Można usłyszeć głosy, że to Unia Afrykańska powinna być naturalną platformą wielu inicjatyw współpracy z Chinami. Taki pomysł jednak nie ma większych szans na realizację z uwagi na rozbieżne interesy w ramach samej UA oraz szereg problemów, wobec których organizacja okazuje się skrajnie nieskuteczna (np. bezpieczeństwo regionalne). Znalezienia wspólnego języka nie ułatwi z pewnością objęcie rotacyjnej funkcji przewodniczącego Unii przez 91-letniego już prezydenta Zimbabwe, Roberta Mugabe. Z oczywistych względów decyzja ta budzi liczne kontrowersje zarówno w samej Afryce (mniejsze) jak i na Zachodzie (większe). W zasadzie zdanie Zachodu w przypadku autonomicznej organizacji regionalnej, jaką jest UA, nie powinno mieć większego znaczenia, zwłaszcza, że funkcja przewodniczącego ma raczej charakter ceremonialny. Warto jednak pamiętać, że spora część budżetu Unii Afrykańskiej jest finansowana przez zagranicznych partnerów, w tym Unię Europejską i Stany Zjednoczone, którzy próbują wywierać wpływ na określone kierunki współpracy.
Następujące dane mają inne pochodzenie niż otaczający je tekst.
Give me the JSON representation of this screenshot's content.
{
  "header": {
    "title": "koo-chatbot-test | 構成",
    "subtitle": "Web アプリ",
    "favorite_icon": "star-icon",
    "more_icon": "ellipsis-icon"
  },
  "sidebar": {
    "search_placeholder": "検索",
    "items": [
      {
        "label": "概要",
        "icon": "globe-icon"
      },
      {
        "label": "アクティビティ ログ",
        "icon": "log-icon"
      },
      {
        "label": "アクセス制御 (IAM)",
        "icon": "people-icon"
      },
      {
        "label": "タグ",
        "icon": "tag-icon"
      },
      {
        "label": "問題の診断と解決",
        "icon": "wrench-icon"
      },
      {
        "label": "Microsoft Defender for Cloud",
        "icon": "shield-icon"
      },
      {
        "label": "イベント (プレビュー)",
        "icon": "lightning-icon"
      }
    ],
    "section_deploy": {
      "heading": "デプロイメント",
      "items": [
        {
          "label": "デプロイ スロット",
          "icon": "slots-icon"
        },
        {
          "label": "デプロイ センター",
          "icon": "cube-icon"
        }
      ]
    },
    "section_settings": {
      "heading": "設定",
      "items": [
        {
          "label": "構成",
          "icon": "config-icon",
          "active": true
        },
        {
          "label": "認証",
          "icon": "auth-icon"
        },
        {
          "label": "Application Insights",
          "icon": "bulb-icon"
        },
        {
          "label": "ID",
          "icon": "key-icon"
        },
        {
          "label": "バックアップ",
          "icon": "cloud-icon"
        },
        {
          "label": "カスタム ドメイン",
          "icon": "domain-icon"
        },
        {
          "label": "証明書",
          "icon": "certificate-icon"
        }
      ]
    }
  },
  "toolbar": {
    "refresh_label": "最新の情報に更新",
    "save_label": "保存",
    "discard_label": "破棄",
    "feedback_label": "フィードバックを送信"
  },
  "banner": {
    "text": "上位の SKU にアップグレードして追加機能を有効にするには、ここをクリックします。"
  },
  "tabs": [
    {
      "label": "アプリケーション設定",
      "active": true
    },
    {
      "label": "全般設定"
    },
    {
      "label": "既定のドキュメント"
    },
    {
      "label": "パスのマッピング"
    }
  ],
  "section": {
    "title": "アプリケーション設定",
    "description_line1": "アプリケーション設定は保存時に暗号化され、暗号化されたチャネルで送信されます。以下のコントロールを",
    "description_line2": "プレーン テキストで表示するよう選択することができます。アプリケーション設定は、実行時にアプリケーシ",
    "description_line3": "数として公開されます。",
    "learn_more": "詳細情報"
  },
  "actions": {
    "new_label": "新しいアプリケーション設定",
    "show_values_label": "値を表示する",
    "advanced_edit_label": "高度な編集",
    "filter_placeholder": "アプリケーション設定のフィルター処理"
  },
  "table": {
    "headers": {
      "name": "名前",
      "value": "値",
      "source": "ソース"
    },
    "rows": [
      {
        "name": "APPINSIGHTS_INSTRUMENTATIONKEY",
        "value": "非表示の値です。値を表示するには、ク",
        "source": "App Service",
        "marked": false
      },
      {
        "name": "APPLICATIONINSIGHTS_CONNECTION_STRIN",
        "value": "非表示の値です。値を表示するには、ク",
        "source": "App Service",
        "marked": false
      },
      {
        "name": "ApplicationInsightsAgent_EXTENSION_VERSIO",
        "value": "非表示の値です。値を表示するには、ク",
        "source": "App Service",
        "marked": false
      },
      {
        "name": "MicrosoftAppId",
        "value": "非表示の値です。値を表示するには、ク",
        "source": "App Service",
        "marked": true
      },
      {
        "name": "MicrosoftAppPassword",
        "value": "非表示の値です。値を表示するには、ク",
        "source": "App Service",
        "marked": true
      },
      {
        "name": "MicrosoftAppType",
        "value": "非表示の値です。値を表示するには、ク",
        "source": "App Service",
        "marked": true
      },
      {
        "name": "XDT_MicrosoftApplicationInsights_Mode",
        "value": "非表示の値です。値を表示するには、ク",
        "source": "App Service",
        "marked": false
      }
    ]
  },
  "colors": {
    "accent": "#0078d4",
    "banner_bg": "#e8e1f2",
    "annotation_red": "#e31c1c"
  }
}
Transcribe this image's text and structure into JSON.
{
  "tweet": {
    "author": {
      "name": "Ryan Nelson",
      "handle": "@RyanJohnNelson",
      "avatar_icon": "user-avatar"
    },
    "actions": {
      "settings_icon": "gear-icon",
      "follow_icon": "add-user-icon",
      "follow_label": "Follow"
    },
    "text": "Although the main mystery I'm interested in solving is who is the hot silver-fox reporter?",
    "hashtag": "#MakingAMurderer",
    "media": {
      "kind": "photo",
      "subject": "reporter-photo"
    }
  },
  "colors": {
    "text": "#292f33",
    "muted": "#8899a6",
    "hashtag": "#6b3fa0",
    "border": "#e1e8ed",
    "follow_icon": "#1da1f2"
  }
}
Historyczne wątki podejmuje kolejny autor, Cameron Duodu, który zwraca uwagę na specyfikę myślenia chińskiego partnera i wpływ, jaki może to mieć na ogólny bilans współpracy. Jak twierdzi Duodu, cytując jednego z chińskich oficjeli, Chińczycy nie myślą w kategoriach lat, dekad czy wieków, ale w kategoriach tysięcy lat. Autor wydaje się mieć słuszne wątpliwości, czy model chiński da się skutecznie przeszczepić na grunt afrykański, zwracając uwagę na ogromną wręcz determinację Chińczyków, zdolność partii komunistycznej do zmiany kierunku myślenia, a co ważniejsze społeczeństwa chińskiego do ponoszenia niewyobrażalnych kosztów zmian. Żadne afrykańskie społeczeństwo nie wydaje się gotowe do takich poświęceń, zwłaszcza że w ostatnich dekadach poniosły one już i tak wysokie koszty w wyniku rozmaitych eksperymentów politycznych i gospodarczych. Z drugiej strony, Duodu zwraca uwagę na bierność władz chińskich w kwestii szkodliwych dla wzajemnych stosunków praktyk firm pochodzenia chińskiego na kontynencie, a także politykę „patrzenia w inną stroną”, jaką prezentują rządy afrykańskie w tej kwestii. Za przykład podaje nielegalne wydobycie złota w Ghanie przez przedsiębiorców z Chin, na które lokalne władze przymykają oko w imię poprawnych stosunków z Chinami i z uwagi na pożyczki infrastrukturalne, na jakie liczą od Chińczyków.